The escalation of hostilities this week has left analysts and investors wondering how the feud will ultimately play out. It seems likely that Expedia, which has similar ownership arrangements to IAC, will also be drawn into the struggle in some fashion. The worry for some investors was that a feud between the two big shareholders will be distracting, if not outright destructive for the businesses.
But both IAC and Expedia shares were trading higher yesterday, as speculators moved in. What they were betting on is that Mr Malone's extraordinary legal assault on IAC is not hot-headed, but hard-headed. By upping the ante in this way, Mr Malone is not really planning to destroy Mr Diller, but rather to corner him into a deal. It's just his way of negotiating a better divorce settlement.
If the past is any guide, it could be a good bet for the speculators. Mr Malone spent the best part of two years in a cold war with another former ally, Rupert Murdoch, which only ended last spring.

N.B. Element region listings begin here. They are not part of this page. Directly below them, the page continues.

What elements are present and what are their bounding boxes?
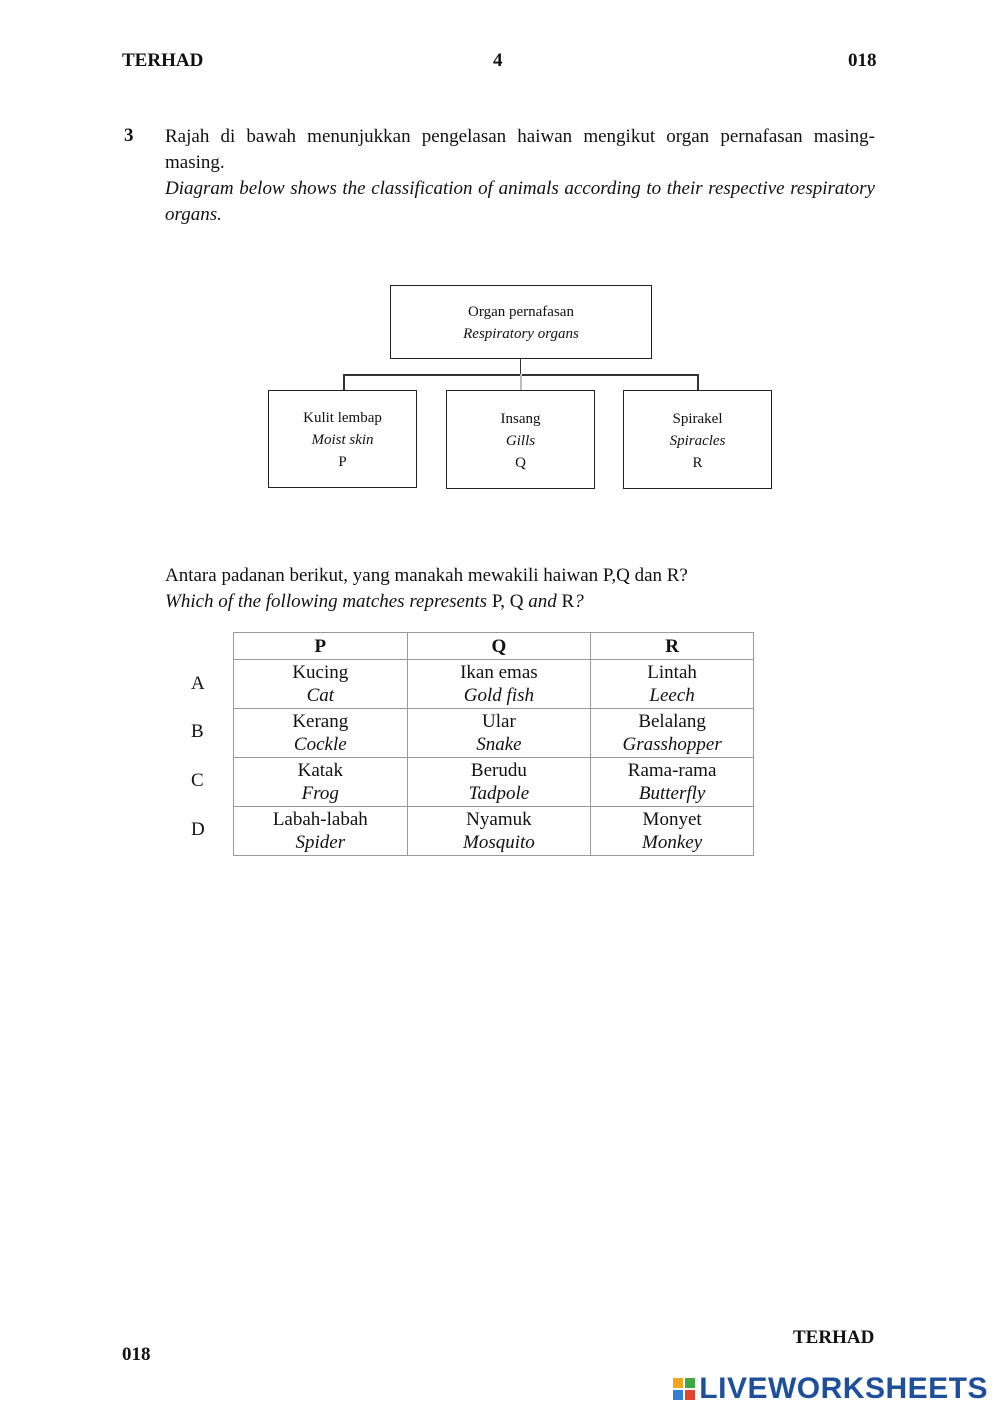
question-number: 3: [124, 125, 134, 146]
table-row: [234, 709, 754, 758]
box-p-letter: P: [338, 454, 347, 470]
diagram-box-p: [268, 390, 417, 488]
column-header-r: R: [591, 633, 754, 660]
page-number: 4: [493, 50, 503, 71]
box-q-letter: Q: [515, 455, 526, 471]
cell-en: Monkey: [642, 832, 703, 853]
column-header-q: Q: [407, 633, 591, 660]
cell-ms: Kucing: [292, 662, 349, 683]
cell-ms: Ikan emas: [460, 662, 538, 683]
cell-en: Grasshopper: [622, 734, 722, 755]
cell-ms: Monyet: [642, 809, 702, 830]
table-cell: [407, 758, 591, 807]
box-q-ms: Insang: [500, 411, 541, 427]
table-cell: [234, 758, 408, 807]
header-right: 018: [848, 50, 877, 71]
question-text-en: Diagram below shows the classification of animals according to their respective respiratory organs.: [165, 178, 875, 225]
box-r-en: Spiracles: [669, 433, 726, 449]
connector-left: [343, 374, 345, 390]
cell-en: Frog: [301, 783, 339, 804]
cell-ms: Katak: [297, 760, 343, 781]
table-header-row: [234, 633, 754, 660]
cell-en: Snake: [476, 734, 522, 755]
liveworksheets-icon: [673, 1378, 695, 1400]
diagram-box-q: [446, 390, 595, 489]
cell-ms: Ular: [482, 711, 516, 732]
connector-stem: [520, 359, 521, 374]
option-label-c[interactable]: C: [191, 770, 204, 791]
cell-ms: Rama-rama: [627, 760, 717, 781]
prompt-en-and: and: [528, 591, 557, 612]
cell-en: Cat: [306, 685, 335, 706]
table-cell: [591, 758, 754, 807]
prompt-en: [165, 589, 688, 615]
cell-en: Butterfly: [638, 783, 706, 804]
root-label-en: Respiratory organs: [463, 326, 579, 342]
option-label-b[interactable]: B: [191, 721, 204, 742]
prompt: [165, 563, 688, 615]
prompt-ms: Antara padanan berikut, yang manakah mewakili haiwan P,Q dan R?: [165, 565, 688, 586]
box-q-en: Gills: [505, 433, 536, 449]
diagram-root-box: [390, 285, 652, 359]
question-text: [165, 124, 875, 228]
cell-ms: Nyamuk: [466, 809, 532, 830]
root-label-ms: Organ pernafasan: [468, 304, 574, 320]
table-cell: [407, 660, 591, 709]
diagram-box-r: [623, 390, 772, 489]
table-cell: [407, 709, 591, 758]
cell-en: Tadpole: [468, 783, 530, 804]
column-header-p: P: [234, 633, 408, 660]
footer-right: TERHAD: [793, 1327, 875, 1348]
box-r-letter: R: [692, 455, 703, 471]
header-left: TERHAD: [122, 50, 204, 71]
table-cell: [407, 807, 591, 856]
cell-ms: Lintah: [647, 662, 697, 683]
connector-middle: [520, 374, 522, 390]
cell-en: Spider: [295, 832, 346, 853]
connector-right: [697, 374, 699, 390]
table-cell: [591, 807, 754, 856]
cell-ms: Belalang: [638, 711, 706, 732]
table-cell: [234, 709, 408, 758]
cell-ms: Berudu: [470, 760, 527, 781]
table-cell: [591, 709, 754, 758]
table-cell: [591, 660, 754, 709]
table-row: [234, 660, 754, 709]
box-p-en: Moist skin: [311, 432, 374, 448]
cell-en: Gold fish: [463, 685, 534, 706]
footer-left: 018: [122, 1344, 151, 1365]
cell-en: Mosquito: [463, 832, 535, 853]
option-label-a[interactable]: A: [191, 673, 205, 694]
cell-ms: Labah-labah: [272, 809, 368, 830]
box-r-ms: Spirakel: [672, 411, 723, 427]
prompt-en-p: P, Q: [491, 591, 524, 612]
prompt-en-qmark: ?: [574, 591, 584, 612]
liveworksheets-text: LIVEWORKSHEETS: [699, 1372, 988, 1405]
prompt-en-part1: Which of the following matches represents: [165, 591, 488, 612]
box-p-ms: Kulit lembap: [303, 410, 382, 426]
table-cell: [234, 660, 408, 709]
table-row: [234, 758, 754, 807]
liveworksheets-logo: [673, 1372, 988, 1406]
prompt-en-r: R: [561, 591, 575, 612]
table-cell: [234, 807, 408, 856]
options-table: [233, 632, 754, 856]
cell-en: Cockle: [293, 734, 347, 755]
option-label-d[interactable]: D: [191, 819, 205, 840]
cell-en: Leech: [649, 685, 695, 706]
cell-ms: Kerang: [292, 711, 349, 732]
table-row: [234, 807, 754, 856]
question-text-ms: Rajah di bawah menunjukkan pengelasan haiwan mengikut organ pernafasan masing-masing.: [165, 126, 875, 173]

Having secretly accumulated a large stake in News Corp, Mr Malone threatened to destabilise Mr Murdoch's plans to hand the company to his children, and may even have threatened the great mogul's own control.
Ultimately, the two men agreed an asset swap that handed Mr Malone News Corp's controlling stake in the satellite broadcaster DirecTV in return for Mr Malone's shares.
Mr Murdoch effectively paid a $1bn premium to rid himself of his troublesome rival, and Mr Malone made the sort of deal he just loves – one with huge tax advantages.
Mr Diller is already entertaining offers for some parts of the IAC empire, reportedly including Ticketmaster and the LendingTree mortgage broker business, and Mr Malone himself is eyeing the HSN business, which would complement Liberty's QVC. An asset swap may well be the endgame in this latest feud, too. But expect some fireworks before then.
Roots of a dispute
Barry Diller, 65 Chairman and chief executive of IAC/InterActiveCorp. Under a proxy deal made a decade ago Liberty Media had agreed to let Mr Diller cast votes on its behalf.
* John Malone, 66 Chairman of Liberty Media. Liberty owns nearly 30 per cent of IAC, but has almost 62 per cent voting control through a dual-class share structure.